Impulsive Behavior in Children

by Kathy Love

Impulsive behaviors are actions that occur without any control or thought of the consequences of the behavior. In children, impulsive behavior also includes several types of inappropriate behaviors such as fighting with other children, losing one’s temper regularly, throwing tantrums, speaking out of turn, and deliberate self-harm. If your child does exhibit any of these types of behavior patterns consistently, it may be time to reach out for some professional help. Impulsive behavior in children tends to continue into adulthood and develop into other more serious problems such as substance abuse and addictive behavior patterns.

The most common causes of impulsive behavior in children are learning disabilities or conditions such as ADHD or autism. Before beginning any child behavior modification treatment, it is important to determine the possible cause of your child’s impulsivity. Children with learning disabilities or ADD are often prone to inappropriate behaviors and come with their own set of problems and issues. Forcing such children to think rationally and curb their impulsivity may take longer than normal.

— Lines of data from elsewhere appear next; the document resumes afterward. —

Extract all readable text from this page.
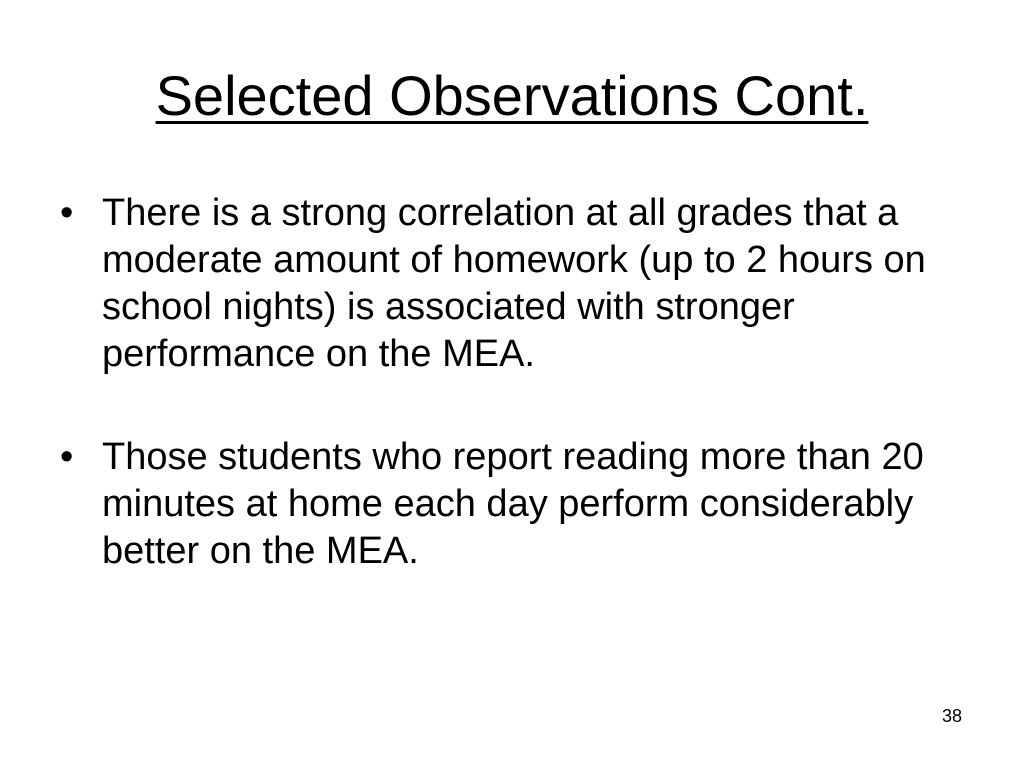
Selected Observations Cont.
• There is a strong correlation at all grades that a moderate amount of homework (up to 2 hours on school nights) is associated with stronger performance on the MEA.
• Those students who report reading more than 20 minutes at home each day perform considerably better on the MEA.
38
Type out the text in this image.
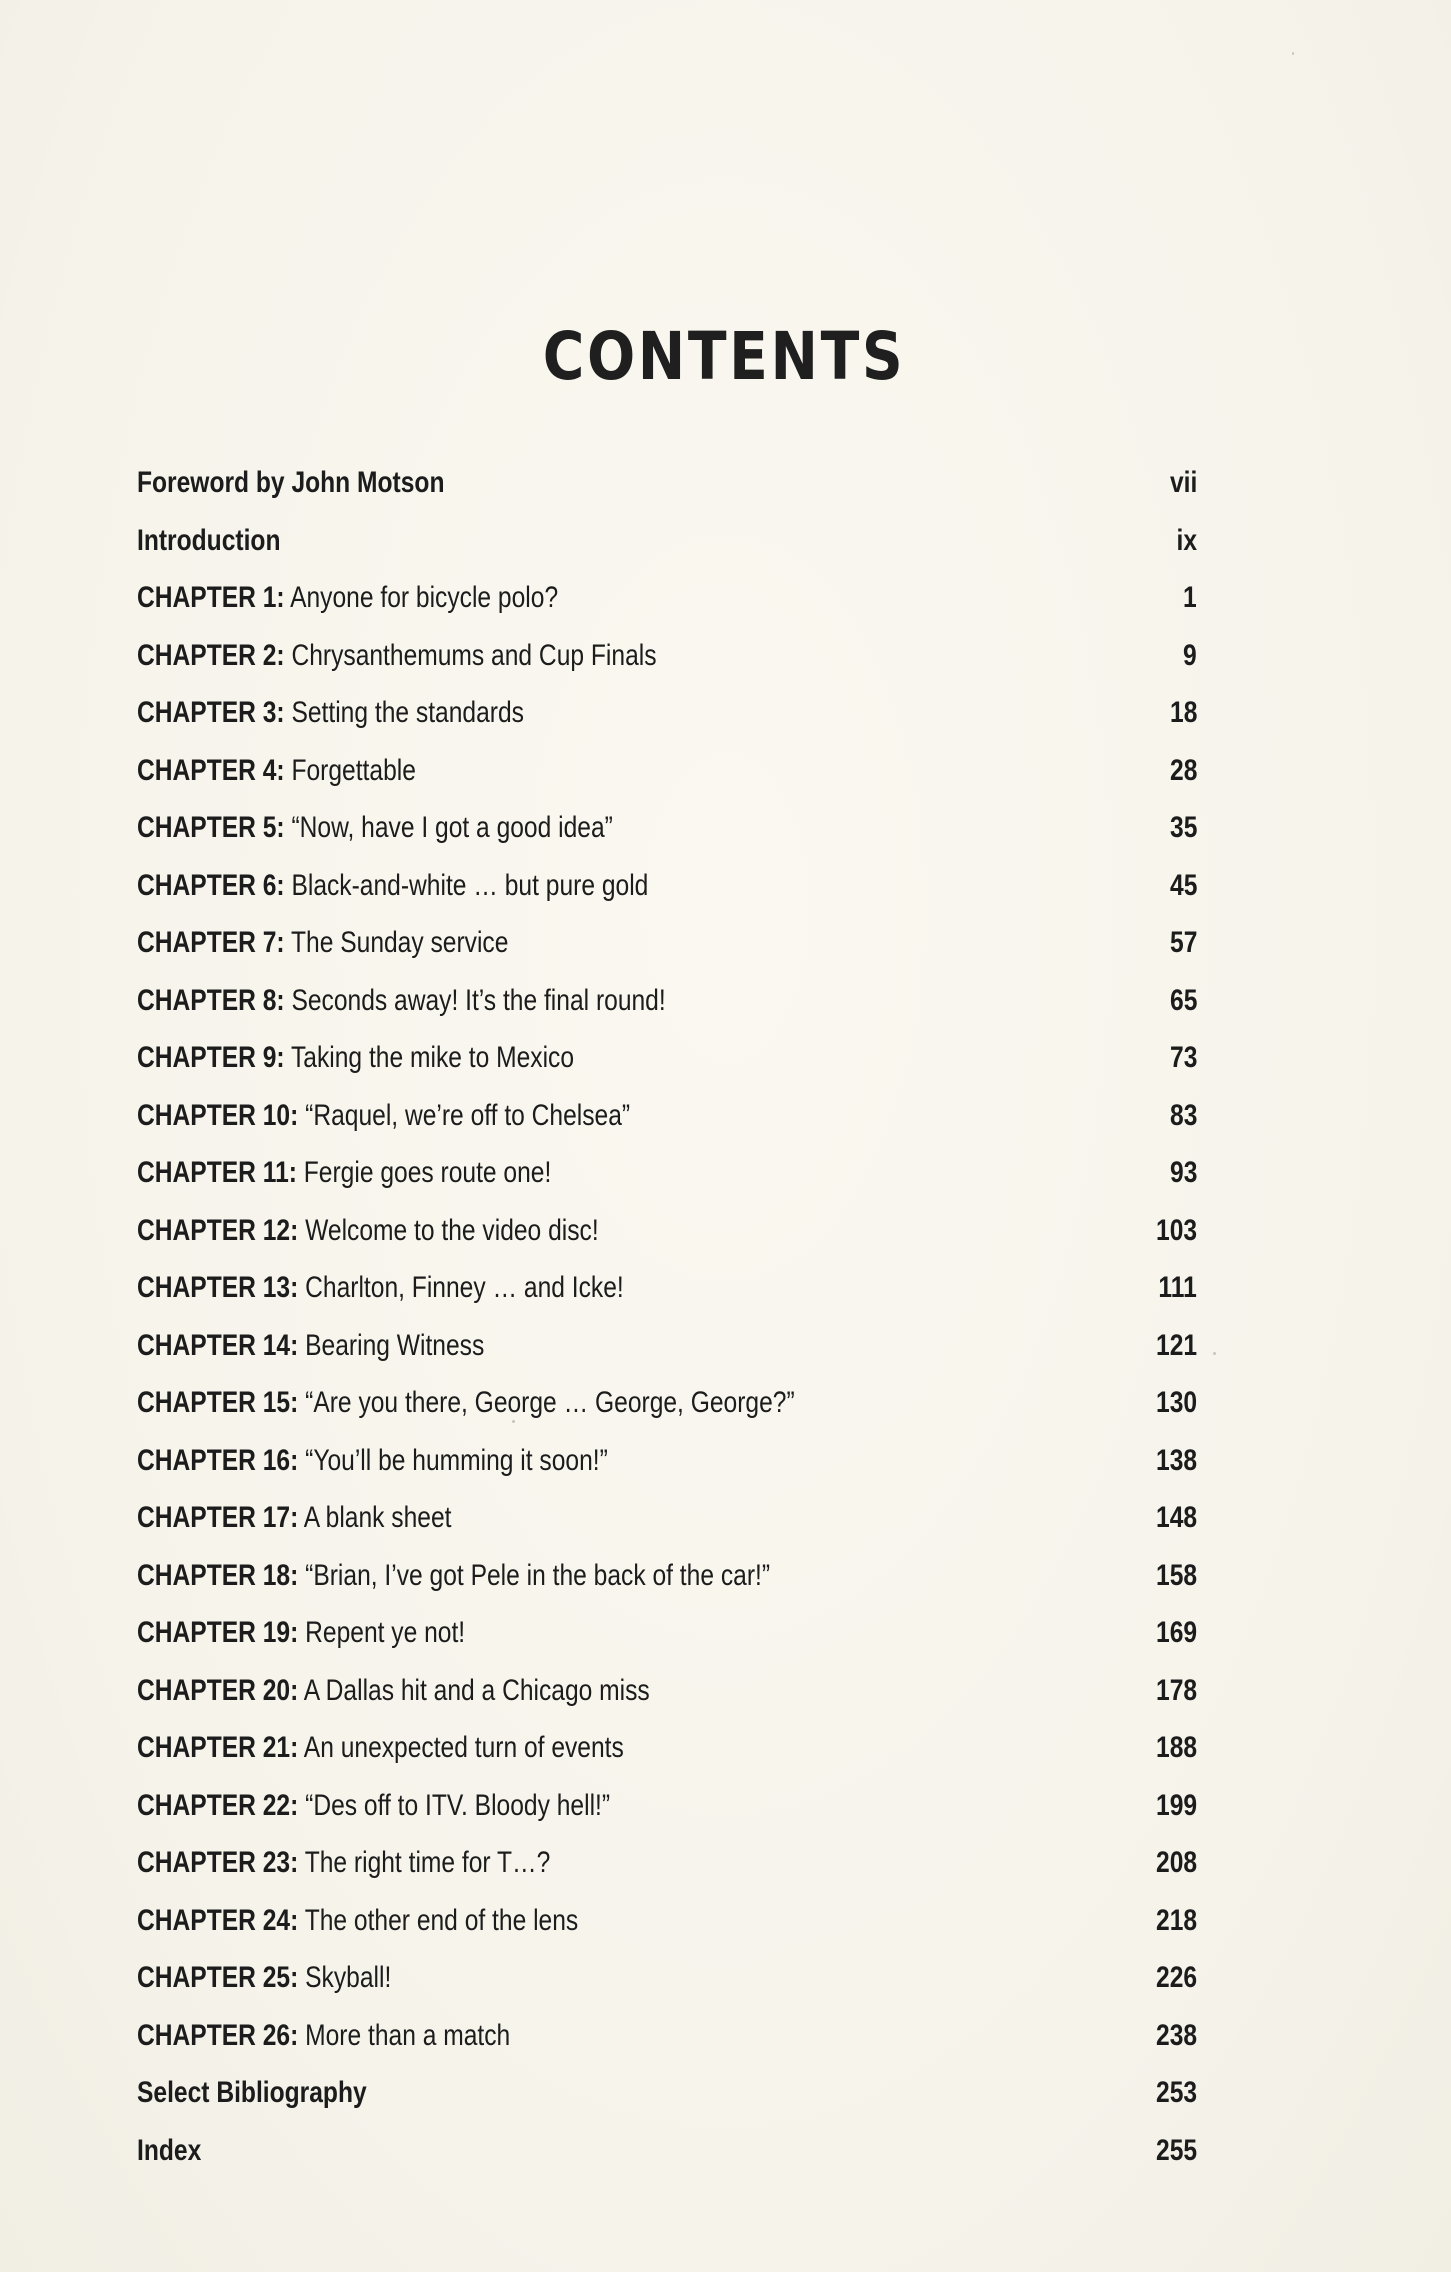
CONTENTS
Foreword by John Motson	vii
Introduction	ix
CHAPTER 1: Anyone for bicycle polo?	1
CHAPTER 2: Chrysanthemums and Cup Finals	9
CHAPTER 3: Setting the standards	18
CHAPTER 4: Forgettable	28
CHAPTER 5: “Now, have I got a good idea”	35
CHAPTER 6: Black-and-white … but pure gold	45
CHAPTER 7: The Sunday service	57
CHAPTER 8: Seconds away! It’s the final round!	65
CHAPTER 9: Taking the mike to Mexico	73
CHAPTER 10: “Raquel, we’re off to Chelsea”	83
CHAPTER 11: Fergie goes route one!	93
CHAPTER 12: Welcome to the video disc!	103
CHAPTER 13: Charlton, Finney … and Icke!	111
CHAPTER 14: Bearing Witness	121
CHAPTER 15: “Are you there, George … George, George?”	130
CHAPTER 16: “You’ll be humming it soon!”	138
CHAPTER 17: A blank sheet	148
CHAPTER 18: “Brian, I’ve got Pele in the back of the car!”	158
CHAPTER 19: Repent ye not!	169
CHAPTER 20: A Dallas hit and a Chicago miss	178
CHAPTER 21: An unexpected turn of events	188
CHAPTER 22: “Des off to ITV. Bloody hell!”	199
CHAPTER 23: The right time for T…?	208
CHAPTER 24: The other end of the lens	218
CHAPTER 25: Skyball!	226
CHAPTER 26: More than a match	238
Select Bibliography	253
Index	255
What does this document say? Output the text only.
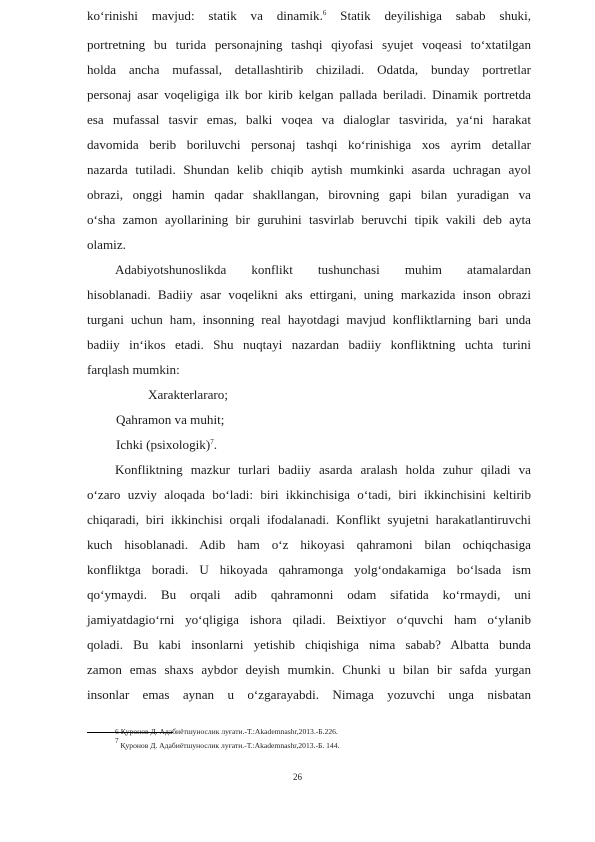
ko‘rinishi mavjud: statik va dinamik.$^6$ Statik deyilishiga sabab shuki,
portretning bu turida personajning tashqi qiyofasi syujet voqeasi to‘xtatilgan
holda ancha mufassal, detallashtirib chiziladi. Odatda, bunday portretlar
personaj asar voqeligiga ilk bor kirib kelgan pallada beriladi. Dinamik portretda
esa mufassal tasvir emas, balki voqea va dialoglar tasvirida, ya‘ni harakat
davomida berib boriluvchi personaj tashqi ko‘rinishiga xos ayrim detallar
nazarda tutiladi. Shundan kelib chiqib aytish mumkinki asarda uchragan ayol
obrazi, onggi hamin qadar shakllangan, birovning gapi bilan yuradigan va
o‘sha zamon ayollarining bir guruhini tasvirlab beruvchi tipik vakili deb ayta
olamiz.
Adabiyotshunoslikda konflikt tushunchasi muhim atamalardan
hisoblanadi. Badiiy asar voqelikni aks ettirgani, uning markazida inson obrazi
turgani uchun ham, insonning real hayotdagi mavjud konfliktlarning bari unda
badiiy in‘ikos etadi. Shu nuqtayi nazardan badiiy konfliktning uchta turini
farqlash mumkin:
Xarakterlararo;
Qahramon va muhit;
Ichki (psixologik)$^7$.
Konfliktning mazkur turlari badiiy asarda aralash holda zuhur qiladi va
o‘zaro uzviy aloqada bo‘ladi: biri ikkinchisiga o‘tadi, biri ikkinchisini keltirib
chiqaradi, biri ikkinchisi orqali ifodalanadi. Konflikt syujetni harakatlantiruvchi
kuch hisoblanadi. Adib ham o‘z hikoyasi qahramoni bilan ochiqchasiga
konfliktga boradi. U hikoyada qahramonga yolg‘ondakamiga bo‘lsada ism
qo‘ymaydi. Bu orqali adib qahramonni odam sifatida ko‘rmaydi, uni
jamiyatdagio‘rni yo‘qligiga ishora qiladi. Beixtiyor o‘quvchi ham o‘ylanib
qoladi. Bu kabi insonlarni yetishib chiqishiga nima sabab? Albatta bunda
zamon emas shaxs aybdor deyish mumkin. Chunki u bilan bir safda yurgan
insonlar emas aynan u o‘zgarayabdi. Nimaga yozuvchi unga nisbatan
6 Қуронов Д. Адабиётшунослик луғати.-Т.:Akademnashr,2013.-Б.226.
$^7$ Қуронов Д. Адабиётшунослик луғати.-Т.:Akademnashr,2013.-Б. 144.
26
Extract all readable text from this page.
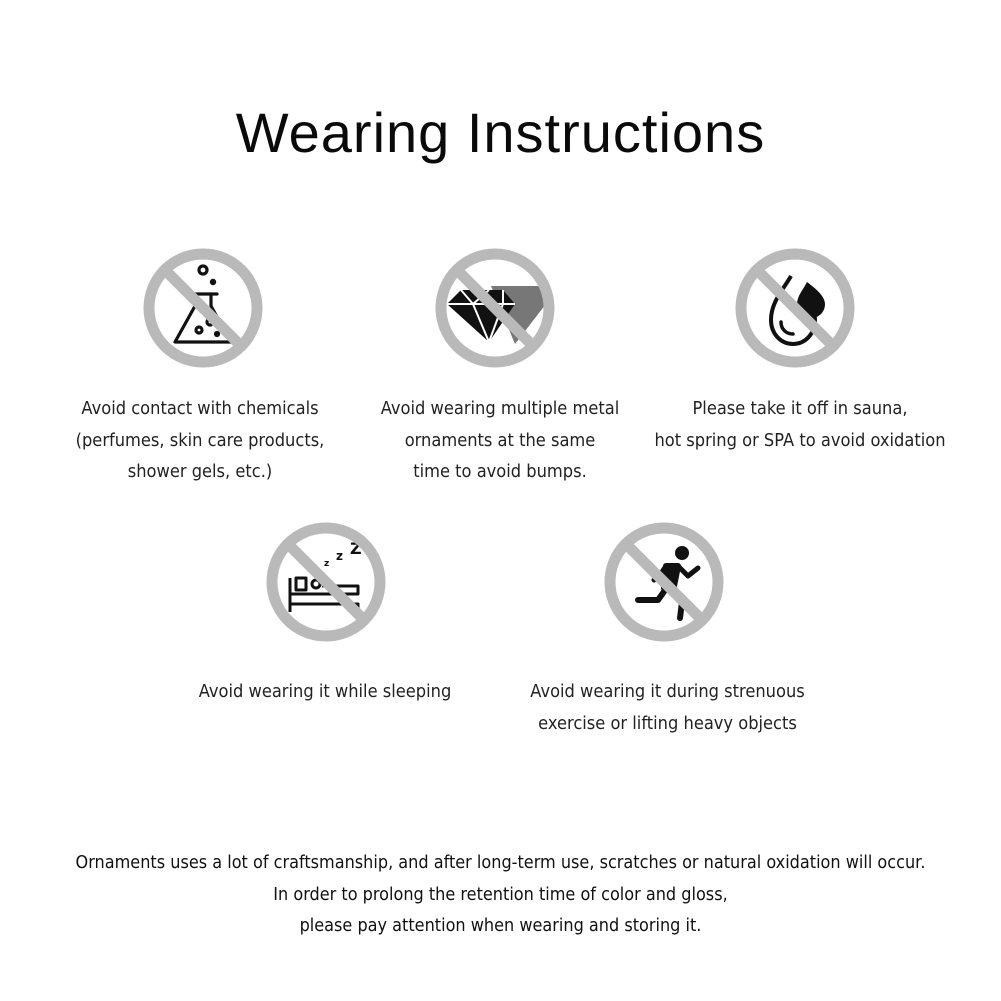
Wearing Instructions
Avoid contact with chemicals
(perfumes, skin care products,
shower gels, etc.)
Avoid wearing multiple metal
ornaments at the same
time to avoid bumps.
Please take it off in sauna,
hot spring or SPA to avoid oxidation
z
z Z
Avoid wearing it while sleeping	Avoid wearing it during strenuous
exercise or lifting heavy objects
Ornaments uses a lot of craftsmanship, and after long-term use, scratches or natural oxidation will occur.
In order to prolong the retention time of color and gloss,
please pay attention when wearing and storing it.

If any other cause for impulsivity has been ruled out, there are a number of strategies to help modify impulsive behavior in children. These include:
  • Positive reinforcement – There is a tendency to punish bad behavior but ignore good behavior. Positive reinforcement helps train your child to respond in a particular way and to recognize what is and is not acceptable.
  • Apply consequences for negative behavior – The trick here is to intervene as soon as the behavior occurs or soon after the impulsive act takes place. Intervening at the correct time will help reduce bad behavior and make your child understand the consequences of his actions. Time out is a popular choice for dealing with misbehavior.
  • Avoid lecturing – Children have small attention spans and will rarely pay heed to long lectures about good and bad behavior. Refer to the here and now and let your actions speak for themselves.
  • Do not criticize – Criticism is another form of attention and can serve to increase bad or impulsive actions. Focus on the problem at hand and the immediate reward or punishment required. Additionally, never ever criticize your child in front of others as well.
  • Develop a plan – Consult with your child’s teachers at school to devise a behavior modification plan that is carried out throughout the day. If the child resorts to impulsive or inappropriate behavior during school hours, the punishment or consequences should be seen through just as it is done at home. In much the same way, appropriate behavior should be acknowledged and rewarded immediately. If your child tends to be disruptive in class or does not stick by the rules, confer with the school authorities to devise a way to discipline the child that is acceptable to all.
As a parent you can also help your child curb his impulsive behavior by:
  • Encouraging your child to think about the consequences of his actions.
  • Teaching him to understand that what he does now will not necessarily make him feel good later on.
  • Sharing with him your own experiences with impulsivity.
  • Praising him for the times when he does curb his impulses and show self-control.
  • Keeping a logbook of your child’s behavior patterns including your response to his actions.
  • Encouraging physical activities and sports so that your child can blow off steam in a healthy manner. Teaching your child yoga and meditation has been proven to help improve concentration and reduce problems with anger management.
  • Not comparing your child with others. Every child is unique and child-rearing rarely has a universal set of rules to follow.  
  • Understanding your child’s limitations. If your child does have a genuine problem such as a learning disability or ADHD, expecting him to perform on the same level as a normally functioning child is both unrealistic and unfair.
  • Keeping a calm and positive attitude to help deal with your impulsive child.
  • Educating yourself about child psychology and behavior management techniques.